Timoma e Miastenia Gravis: A Associação Paraneoplásica Clássica

Santa Casa de Alfenas - Casa de Caridade (MG) — Prova 2025

Enunciado

Os timomas medistinais são mais comumente associado a:

Alternativas

  1. A) Anemia aplasica.
  2. B) Agamaglobolinemia.
  3. C) Síndrome cushing.
  4. D) Miastenia gravis.

Pérola Clínica

Timoma, o tumor mais comum do mediastino anterior, tem como principal e mais clássica associação paraneoplásica a Miastenia Gravis.

Resumo-Chave

A associação mais frequente e clinicamente importante com o timoma é a miastenia gravis, uma doença autoimune da junção neuromuscular.

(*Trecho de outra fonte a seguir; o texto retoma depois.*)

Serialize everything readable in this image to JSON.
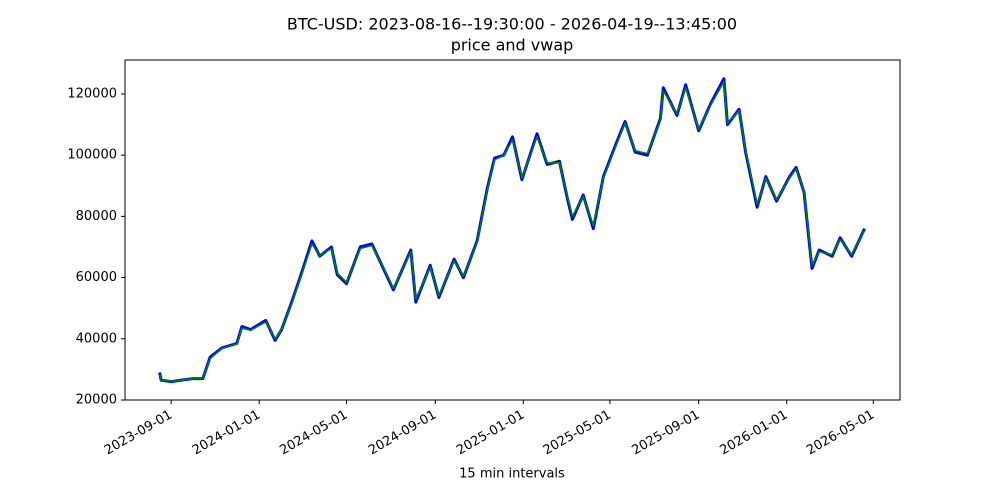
{
  "chart_data": {
    "type": "line",
    "title": "BTC-USD: 2023-08-16--19:30:00 - 2026-04-19--13:45:00",
    "subtitle": "price and vwap",
    "x_label": "15 min intervals",
    "x": [
      "2023-08-16",
      "2023-08-18",
      "2023-09-01",
      "2023-09-15",
      "2023-10-01",
      "2023-10-15",
      "2023-10-25",
      "2023-11-10",
      "2023-12-01",
      "2023-12-08",
      "2023-12-20",
      "2024-01-10",
      "2024-01-23",
      "2024-02-01",
      "2024-02-15",
      "2024-02-28",
      "2024-03-14",
      "2024-03-25",
      "2024-04-10",
      "2024-04-18",
      "2024-05-01",
      "2024-05-20",
      "2024-06-05",
      "2024-06-25",
      "2024-07-05",
      "2024-07-29",
      "2024-08-05",
      "2024-08-25",
      "2024-09-06",
      "2024-09-27",
      "2024-10-10",
      "2024-10-29",
      "2024-11-12",
      "2024-11-22",
      "2024-12-05",
      "2024-12-17",
      "2024-12-30",
      "2025-01-20",
      "2025-02-03",
      "2025-02-20",
      "2025-03-03",
      "2025-03-10",
      "2025-03-25",
      "2025-04-08",
      "2025-04-22",
      "2025-05-10",
      "2025-05-22",
      "2025-06-05",
      "2025-06-22",
      "2025-07-10",
      "2025-07-14",
      "2025-08-02",
      "2025-08-14",
      "2025-09-01",
      "2025-09-18",
      "2025-10-06",
      "2025-10-11",
      "2025-10-27",
      "2025-11-05",
      "2025-11-21",
      "2025-12-03",
      "2025-12-18",
      "2026-01-05",
      "2026-01-14",
      "2026-01-25",
      "2026-02-05",
      "2026-02-15",
      "2026-03-05",
      "2026-03-16",
      "2026-04-01",
      "2026-04-19"
    ],
    "series": [
      {
        "name": "price",
        "color": "#0000ff",
        "values": [
          29000,
          26500,
          26000,
          26500,
          27000,
          27000,
          34000,
          37000,
          38500,
          44000,
          43000,
          46000,
          39500,
          43000,
          52000,
          61000,
          72000,
          67000,
          70000,
          61000,
          58000,
          70000,
          71000,
          61000,
          56000,
          69000,
          52000,
          64000,
          53500,
          66000,
          60000,
          72000,
          89000,
          99000,
          100000,
          106000,
          92000,
          107000,
          97000,
          98000,
          86000,
          79000,
          87000,
          76000,
          93000,
          104000,
          111000,
          101000,
          100000,
          112000,
          122000,
          113000,
          123000,
          108000,
          117000,
          125000,
          110000,
          115000,
          101000,
          83000,
          93000,
          85000,
          93000,
          96000,
          88000,
          63000,
          69000,
          67000,
          73000,
          67000,
          76000
        ]
      },
      {
        "name": "vwap",
        "color": "#008000",
        "values": [
          28500,
          26600,
          26100,
          26500,
          27000,
          27100,
          33500,
          36800,
          38400,
          43500,
          42800,
          45500,
          40000,
          43000,
          51500,
          60500,
          71000,
          67200,
          69500,
          61500,
          58500,
          69500,
          70500,
          61500,
          56500,
          68500,
          53000,
          63500,
          54000,
          65500,
          60500,
          71500,
          88500,
          98500,
          100000,
          105000,
          92500,
          106000,
          97500,
          97500,
          86500,
          80000,
          86500,
          77000,
          92500,
          103500,
          110500,
          101500,
          100500,
          111500,
          121000,
          113500,
          122000,
          108500,
          116500,
          124000,
          110500,
          114500,
          101500,
          84000,
          92500,
          85500,
          92500,
          95500,
          88500,
          64000,
          68500,
          67500,
          72500,
          67500,
          75500
        ]
      }
    ],
    "xlim": [
      "2023-06-29",
      "2026-06-07"
    ],
    "xticks": [
      "2023-09-01",
      "2024-01-01",
      "2024-05-01",
      "2024-09-01",
      "2025-01-01",
      "2025-05-01",
      "2025-09-01",
      "2026-01-01",
      "2026-05-01"
    ],
    "ylim": [
      20000,
      131100
    ],
    "yticks": [
      20000,
      40000,
      60000,
      80000,
      100000,
      120000
    ]
  }
}
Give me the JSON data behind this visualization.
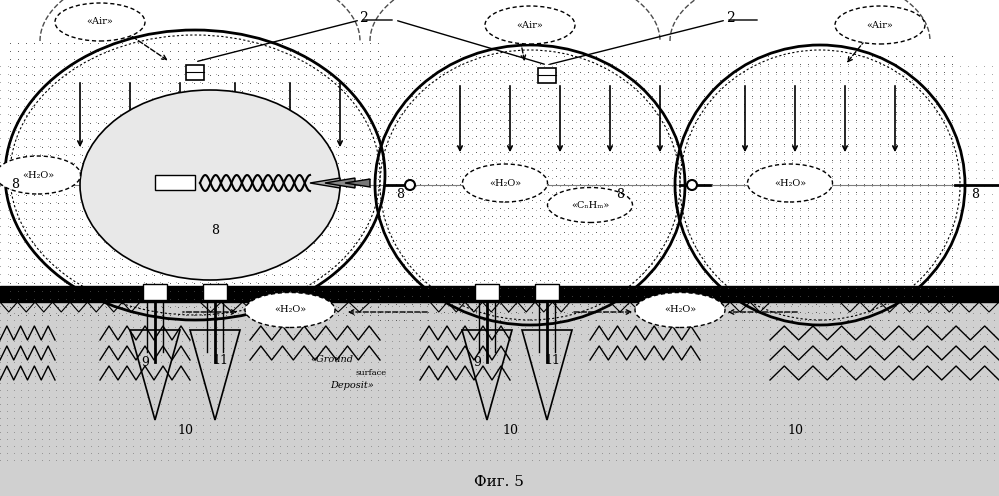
{
  "title": "Фиг. 5",
  "bg_color": "#ffffff",
  "fig_width": 9.99,
  "fig_height": 4.96,
  "labels": {
    "air": "«Air»",
    "h2o": "«H₂O»",
    "cnhm": "«CₙHₘ»",
    "ground": "«Ground",
    "surface": "surface",
    "deposit": "Deposit»"
  },
  "numbers": {
    "2": "2",
    "8": "8",
    "9": "9",
    "10": "10",
    "11": "11"
  },
  "label_fontsize": 9,
  "number2_fontsize": 10
}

A presença de um tumor mediastinal anterior em um paciente com fraqueza muscular flutuante é altamente sugestiva dessa associação.

Contexto Educacional

Os timomas são neoplasias originadas das células epiteliais do timo, sendo os tumores primários mais comuns do mediastino anterior em adultos. Eles são notórios por sua forte associação com uma variedade de síndromes paraneoplásicas, que são distúrbios causados pela resposta imune do corpo ao tumor, e não por efeitos diretos de massa ou metástases. A síndrome paraneoplásica mais comum e classicamente associada ao timoma é a miastenia gravis (MG). A MG é uma doença autoimune caracterizada pela produção de anticorpos (principalmente contra o receptor de acetilcolina) que bloqueiam e destroem os receptores na junção neuromuscular, resultando em fraqueza muscular flutuante. Cerca de 30 a 50% dos pacientes com timoma desenvolvem miastenia gravis, e, inversamente, cerca de 10 a 15% dos pacientes com MG têm um timoma subjacente. Devido a essa forte associação, a investigação com tomografia computadorizada ou ressonância magnética de tórax é mandatória em todos os pacientes recém-diagnosticados com miastenia gravis. O tratamento do timoma geralmente envolve a ressecção cirúrgica completa (timectomia), que além de tratar a neoplasia, pode melhorar significativamente ou até mesmo levar à remissão dos sintomas da miastenia gravis. Outras associações paraneoplásicas, como anemia aplásica (aplasia pura de série vermelha) e hipogamaglobulinemia (Síndrome de Good), são bem descritas, mas muito menos frequentes.

Perguntas Frequentes

Quais são os sintomas da miastenia gravis que devem levantar suspeita?

Os sintomas clássicos são fraqueza muscular flutuante que piora com o esforço e melhora com o repouso. Os mais comuns incluem ptose palpebral, diplopia (visão dupla), dificuldade para mastigar ou engolir (disfagia), disartria e fraqueza nos membros.

Qual o tratamento para um paciente com miastenia gravis e timoma?

O tratamento padrão é a timectomia, a remoção cirúrgica completa do timo e do timoma. Este procedimento é tanto terapêutico para o tumor quanto para a miastenia gravis, podendo levar à melhora dos sintomas e até à remissão da doença autoimune, associado ao tratamento clínico com anticolinesterásicos e imunossupressores.

Quais outras síndromes paraneoplásicas podem estar associadas ao timoma?

Embora a miastenia gravis seja a mais comum (presente em 30-50% dos casos), outras síndromes podem ocorrer, como a aplasia pura de série vermelha (anemia), hipogamaglobulinemia (Síndrome de Good) e outras doenças autoimunes como lúpus eritematoso sistêmico e polimiosite.